Le sein : péripétie d’un organe adoré mais forcé de vivre caché

Voilé, caché ou exhibé le sein n’en fait pas toujours qu’à sa tête. Objet de désir ou de fantasmes inavoués, simple organe servant à allaiter notre progéniture ou véritable symbole de féminité, le sein, à travers les époques, a su se créer son petit bout de chemin. Si de nos jours, une simple augmentation mammaire permet d’obtenir les seins que l’on veut, ce ne fut pas toujours le cas.

Hormis quelques autres différences notables, le sein est l’une des grandes différences anatomiques entre hommes et femmes. Depuis que l’homme est homme, le sein est le symbole incontestable de la distinction masculin/féminin.

Malgré la présence de glandes mammaires, les hommes n’ont jamais vu leur poitrine se gonfler et fantasment sur le moindre petit sein montrant le bout du téton. De nombreuses études l’ont prouvé : les hommes sont les seuls mâles du règne animal à s’intéresser sexuellement à la poitrine des femelles. Dieu merci : pas tous !

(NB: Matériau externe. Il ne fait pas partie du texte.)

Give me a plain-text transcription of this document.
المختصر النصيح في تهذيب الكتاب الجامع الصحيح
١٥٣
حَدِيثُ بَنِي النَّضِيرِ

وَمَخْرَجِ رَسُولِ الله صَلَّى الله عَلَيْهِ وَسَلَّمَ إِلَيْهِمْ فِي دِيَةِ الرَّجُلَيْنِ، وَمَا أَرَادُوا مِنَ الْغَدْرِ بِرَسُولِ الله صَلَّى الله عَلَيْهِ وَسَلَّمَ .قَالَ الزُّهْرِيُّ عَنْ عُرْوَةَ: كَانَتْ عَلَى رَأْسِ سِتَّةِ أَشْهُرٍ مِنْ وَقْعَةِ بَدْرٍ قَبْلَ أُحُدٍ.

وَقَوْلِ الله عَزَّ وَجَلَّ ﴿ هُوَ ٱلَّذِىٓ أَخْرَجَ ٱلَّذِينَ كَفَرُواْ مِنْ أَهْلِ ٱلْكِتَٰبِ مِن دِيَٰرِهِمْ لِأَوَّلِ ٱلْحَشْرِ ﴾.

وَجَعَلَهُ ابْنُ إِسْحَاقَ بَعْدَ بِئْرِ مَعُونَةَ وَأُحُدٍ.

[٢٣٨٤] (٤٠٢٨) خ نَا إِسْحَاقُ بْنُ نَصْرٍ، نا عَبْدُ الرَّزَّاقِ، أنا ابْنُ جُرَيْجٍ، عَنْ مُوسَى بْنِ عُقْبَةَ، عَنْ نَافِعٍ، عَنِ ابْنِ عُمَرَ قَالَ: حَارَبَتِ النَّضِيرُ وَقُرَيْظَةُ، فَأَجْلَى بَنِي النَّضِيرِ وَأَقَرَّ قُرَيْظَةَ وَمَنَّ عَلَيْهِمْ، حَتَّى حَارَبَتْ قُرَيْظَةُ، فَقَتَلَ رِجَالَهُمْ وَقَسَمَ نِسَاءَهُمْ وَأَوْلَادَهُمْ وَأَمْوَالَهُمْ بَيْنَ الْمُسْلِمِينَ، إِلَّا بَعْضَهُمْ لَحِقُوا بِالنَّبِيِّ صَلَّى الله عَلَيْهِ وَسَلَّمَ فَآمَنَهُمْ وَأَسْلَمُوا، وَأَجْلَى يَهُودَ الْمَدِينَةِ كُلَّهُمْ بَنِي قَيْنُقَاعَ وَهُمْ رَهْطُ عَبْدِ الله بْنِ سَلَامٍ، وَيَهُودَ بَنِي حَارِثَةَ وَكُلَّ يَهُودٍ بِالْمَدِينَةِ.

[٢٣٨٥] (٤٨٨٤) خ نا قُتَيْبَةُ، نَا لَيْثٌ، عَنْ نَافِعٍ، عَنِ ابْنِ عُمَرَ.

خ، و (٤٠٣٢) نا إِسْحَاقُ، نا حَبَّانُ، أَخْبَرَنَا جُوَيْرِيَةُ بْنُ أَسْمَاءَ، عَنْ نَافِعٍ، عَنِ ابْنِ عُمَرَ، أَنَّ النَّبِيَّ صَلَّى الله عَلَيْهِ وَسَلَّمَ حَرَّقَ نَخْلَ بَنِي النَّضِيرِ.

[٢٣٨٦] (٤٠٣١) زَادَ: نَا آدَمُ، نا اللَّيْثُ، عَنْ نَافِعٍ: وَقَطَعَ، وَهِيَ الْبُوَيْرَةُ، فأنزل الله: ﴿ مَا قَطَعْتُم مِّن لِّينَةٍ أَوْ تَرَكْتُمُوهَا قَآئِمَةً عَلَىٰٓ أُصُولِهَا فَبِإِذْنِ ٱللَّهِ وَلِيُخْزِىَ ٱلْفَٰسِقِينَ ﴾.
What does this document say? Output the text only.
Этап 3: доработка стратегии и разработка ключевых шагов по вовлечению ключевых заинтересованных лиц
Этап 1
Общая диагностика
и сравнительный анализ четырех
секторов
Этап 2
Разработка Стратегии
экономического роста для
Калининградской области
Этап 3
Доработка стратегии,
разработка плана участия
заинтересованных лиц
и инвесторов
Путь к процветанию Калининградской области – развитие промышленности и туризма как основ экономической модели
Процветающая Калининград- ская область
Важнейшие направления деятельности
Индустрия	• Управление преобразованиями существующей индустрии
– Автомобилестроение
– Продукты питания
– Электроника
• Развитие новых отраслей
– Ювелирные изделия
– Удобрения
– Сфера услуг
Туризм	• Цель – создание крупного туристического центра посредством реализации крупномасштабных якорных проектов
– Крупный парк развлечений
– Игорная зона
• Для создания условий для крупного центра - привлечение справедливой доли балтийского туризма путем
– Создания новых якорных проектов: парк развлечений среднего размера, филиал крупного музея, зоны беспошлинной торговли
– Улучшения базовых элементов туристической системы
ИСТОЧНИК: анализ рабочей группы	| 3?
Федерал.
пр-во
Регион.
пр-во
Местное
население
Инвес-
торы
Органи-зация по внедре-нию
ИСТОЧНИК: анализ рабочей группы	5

Dans de nombreuses cultures traditionnelles, l’observation scientifique a permis aux hommes de comparer les seins des femmes et leur équivalent chez les animaux pour conclure que les « mamelles » servent à produire du lait et à allaiter. Il n y a donc pour eux aucun attrait sexuel ni aucun intérêt pour la poitrine des femmes.

le sein, symbole inconditionnel de la distinction Femme/Homme

Dans certaines régions tribales d’Afrique et dans d’autres régions du monde, les femmes se promenant seins nus ne suscitent aucun intérêt de la part des Hommes. En Micronésie et en Polynésie, dans le Pacifique,  les populations locales « sont complètement sidérés par l’intérêt que portent les Américains et les Européens aux seins des femmes. Les Polynésiens considèrent que cet organe ne peut intéresser qu’un bébé affamé »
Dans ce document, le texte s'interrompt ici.